Absente lors de la précédente édition, la Côte d’Ivoire retrouve le prestigieux Tournoi Maurice Revello avec une génération ambitieuse et un groupe relevé à négocier.
La Côte d’Ivoire sera bien au rendez-vous du Tournoi Maurice Revello 2026, marquant ainsi son retour dans une compétition qui révèle depuis des décennies les futures stars du football mondial. Pour cette 52e édition prévue du 31 mai au 13 juin dans le sud de la France, dix sélections ont été conviées avec un format élargi, contre huit l’an dernier. Vice-champions en 2024, les Éléphanteaux reviennent avec l’ambition de franchir un cap et de décrocher un deuxième sacre historique, seize ans après leur unique titre.
Un groupe B relevé et ouvert
Le tirage au sort n’a pas épargné les jeunes Ivoiriens. Placés dans le groupe B, ils affronteront le Canada, le Japon, le Portugal et le Venezuela, dans une poule homogène et compétitive.Quatre rencontres en une semaine qui serviront de véritable test de maturité pour une sélection en pleine construction.

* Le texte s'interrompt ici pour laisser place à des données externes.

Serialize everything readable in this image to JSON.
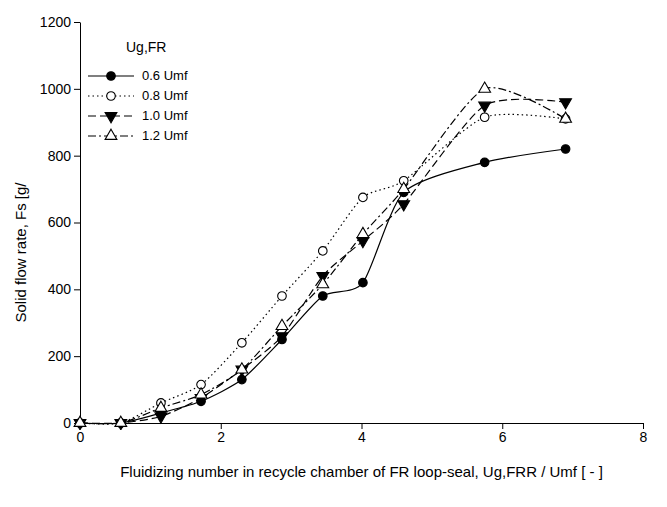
{
  "chart_data": {
    "type": "line",
    "x_label": "Fluidizing number in recycle chamber of FR loop-seal, Ug,FRR / Umf [ - ]",
    "y_label": "Solid flow rate, Fs [g/",
    "legend_title": "Ug,FR",
    "x": [
      0,
      0.58,
      1.15,
      1.72,
      2.3,
      2.87,
      3.45,
      4.02,
      4.6,
      5.75,
      6.9
    ],
    "series": [
      {
        "name": "0.6 Umf",
        "color": "#000000",
        "marker": "circle-filled",
        "line_style": "solid",
        "values": [
          0,
          0,
          30,
          65,
          130,
          250,
          380,
          420,
          690,
          780,
          820
        ]
      },
      {
        "name": "0.8 Umf",
        "color": "#000000",
        "marker": "circle-open",
        "line_style": "dotted",
        "values": [
          0,
          0,
          60,
          115,
          240,
          380,
          515,
          675,
          725,
          915,
          910
        ]
      },
      {
        "name": "1.0 Umf",
        "color": "#000000",
        "marker": "triangle-down-filled",
        "line_style": "dashed",
        "values": [
          0,
          0,
          20,
          75,
          160,
          260,
          440,
          545,
          655,
          950,
          960
        ]
      },
      {
        "name": "1.2 Umf",
        "color": "#000000",
        "marker": "triangle-up-open",
        "line_style": "dash-dot",
        "values": [
          0,
          0,
          45,
          85,
          160,
          290,
          415,
          565,
          700,
          1000,
          910
        ]
      }
    ],
    "xlim": [
      0,
      8
    ],
    "xticks": [
      0,
      2,
      4,
      6,
      8
    ],
    "ylim": [
      0,
      1200
    ],
    "yticks": [
      0,
      200,
      400,
      600,
      800,
      1000,
      1200
    ],
    "grid": false,
    "legend": "top-left"
  }
}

Le calendrier des Éléphanteaux s’annonce dense :
1er juin : Japon (15h)
3 juin : Venezuela (18h30)
6 juin : Portugal (18h30)
8 juin : Canada (18h30)

Une compétition stratégique pour les jeunes talents
Le tournoi Maurice Revello constitue une vitrine majeure pour les jeunes joueurs. De nombreux talents y ont été révélés avant d’exploser au plus haut niveau, renforçant son statut de référence dans la formation élite. Pour la Côte d’Ivoire, cette participation s’inscrit dans une logique de continuité après la belle campagne de 2024, conclue par une finale perdue face à l’Ukraine aux tirs au but. Elle traduit aussi la volonté de maintenir la dynamique de performance dans les catégories de jeunes.
À la poursuite d’un nouveau sacre
Depuis leur triomphe en 2010, les Ivoiriens courent après une deuxième couronne. Malgré deux finales disputées en 2017 et 2024, la marche finale s’est à chaque fois révélée trop haute. L’édition 2026 représente donc une nouvelle opportunité pour cette génération de s’inscrire dans l’histoire, dans un contexte où la France, tenante du titre, ne participera pas à cette édition. Entre ambitions affirmées et adversité relevée, les Éléphanteaux abordent ce rendez-vous avec une double mission : confirmer leur statut parmi les meilleures nations de jeunes et, surtout, ramener enfin le trophée à Abidjan.